# 70-200 f4 IS



## NaturaLight (Feb 2, 2013)

Anyone know how old this lens is, and when it's due to be updated?


----------



## J.R. (Feb 2, 2013)

This was released in 2006 ... Regarding an upgrade timeline my guess is as good as yours.


----------



## RS2021 (Feb 2, 2013)

NaturaLight said:


> Anyone know how old this lens is, and when it's due to be updated?



One of the handful of lenses that is higly regarded in the line up. 

It is rather recent from 2006, so highly unlikely it will be upgraded in the next few years.


----------



## chops411 (Feb 2, 2013)

I bought a used one from amazon a couple weeks ago and i love it.


----------



## J.R. (Feb 2, 2013)

Ray2021 said:


> NaturaLight said:
> 
> 
> > Anyone know how old this lens is, and when it's due to be updated?
> ...



+1

All 70-200 lenses offered by Canon are exceptionally good. As they sell pretty well and with the beast 70-200 2.8 II, they are unlikely to upgrade it ... If it ain't broke, don't fix it


----------



## NaturaLight (Feb 6, 2013)

I read somewhere that canon was updating its older lenses because they didn't have the resolving power to keep up with the latest sensors.


----------



## greger (Feb 6, 2013)

Reviews I read before I bought this lens in November 2008 said the 70-200 F4 IS USM is the sharpest zoom lens that Canon makes. Since then the 70-200 F2.8 IS USM ll has been released and it may be sharper. I use the F4 IS USM the most. I use it with the 1.4 Extender to take BIF pics on my 7D. I got great pics on my 40D with this combo. I am looking forward to this spring and summer to get BIF pics with my 7D. As it takes 67mm filters I can use them on my 17-85 too.

I bought this lens because I didn't think Canon would be updating it anytime in the near future. I felt they would update the 2.8 version next. I was right. I think it was updated in 2010.

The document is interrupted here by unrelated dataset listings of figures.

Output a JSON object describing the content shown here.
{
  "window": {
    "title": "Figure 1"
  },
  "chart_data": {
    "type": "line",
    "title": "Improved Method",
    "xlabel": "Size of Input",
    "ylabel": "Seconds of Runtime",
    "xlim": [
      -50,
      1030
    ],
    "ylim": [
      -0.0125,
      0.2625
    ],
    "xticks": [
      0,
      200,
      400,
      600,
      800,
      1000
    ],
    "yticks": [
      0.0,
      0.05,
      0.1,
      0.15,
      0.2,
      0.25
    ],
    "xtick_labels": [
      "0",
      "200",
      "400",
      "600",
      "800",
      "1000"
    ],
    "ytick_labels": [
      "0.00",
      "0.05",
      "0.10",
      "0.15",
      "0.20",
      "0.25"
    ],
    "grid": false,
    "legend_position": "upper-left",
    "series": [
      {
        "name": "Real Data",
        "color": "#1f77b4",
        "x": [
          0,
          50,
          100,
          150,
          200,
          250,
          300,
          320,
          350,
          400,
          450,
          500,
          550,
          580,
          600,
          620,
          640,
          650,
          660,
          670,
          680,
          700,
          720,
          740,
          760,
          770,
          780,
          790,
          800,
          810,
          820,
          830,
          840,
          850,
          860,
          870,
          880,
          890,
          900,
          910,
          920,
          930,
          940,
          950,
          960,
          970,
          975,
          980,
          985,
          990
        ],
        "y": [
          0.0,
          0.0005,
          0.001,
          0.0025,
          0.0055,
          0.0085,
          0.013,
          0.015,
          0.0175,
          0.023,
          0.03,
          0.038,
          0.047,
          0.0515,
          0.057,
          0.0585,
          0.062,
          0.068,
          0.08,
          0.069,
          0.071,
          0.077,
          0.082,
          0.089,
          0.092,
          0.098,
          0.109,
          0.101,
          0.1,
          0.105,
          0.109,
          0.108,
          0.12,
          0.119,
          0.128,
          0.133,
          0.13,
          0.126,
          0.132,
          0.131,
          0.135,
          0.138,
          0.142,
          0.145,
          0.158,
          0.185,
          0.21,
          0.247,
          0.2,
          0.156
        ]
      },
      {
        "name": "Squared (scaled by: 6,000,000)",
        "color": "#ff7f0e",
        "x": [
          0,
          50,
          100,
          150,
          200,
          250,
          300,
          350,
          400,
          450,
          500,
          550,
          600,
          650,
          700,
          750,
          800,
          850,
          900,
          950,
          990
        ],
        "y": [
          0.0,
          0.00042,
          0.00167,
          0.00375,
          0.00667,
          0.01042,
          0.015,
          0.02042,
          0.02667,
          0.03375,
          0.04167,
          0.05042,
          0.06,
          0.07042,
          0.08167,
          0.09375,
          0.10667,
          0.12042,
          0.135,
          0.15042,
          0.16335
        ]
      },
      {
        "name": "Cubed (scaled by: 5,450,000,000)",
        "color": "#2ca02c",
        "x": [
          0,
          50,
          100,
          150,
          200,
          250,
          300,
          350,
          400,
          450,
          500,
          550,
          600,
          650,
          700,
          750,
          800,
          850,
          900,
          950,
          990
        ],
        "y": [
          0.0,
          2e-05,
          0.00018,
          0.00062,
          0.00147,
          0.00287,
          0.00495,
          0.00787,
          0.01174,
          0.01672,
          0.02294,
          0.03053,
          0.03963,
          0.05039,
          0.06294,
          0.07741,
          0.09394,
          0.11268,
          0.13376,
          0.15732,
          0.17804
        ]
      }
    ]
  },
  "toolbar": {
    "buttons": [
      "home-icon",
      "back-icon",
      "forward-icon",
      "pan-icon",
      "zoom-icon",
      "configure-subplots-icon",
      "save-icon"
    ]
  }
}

I believe the F4 and the 2.8 have the resolving power to keep up with the new sensors. I am quite happy how my lenses
take pics on my 7D I am happier than when I just had the 40D. Raw files look better on the computer straight out of the 7D.


----------



## chayut350d (Feb 8, 2013)

i think it's a Sharpest in canon 70-200 (except 2.8 IS II i haven't use it)
about update soon. i don't think so


----------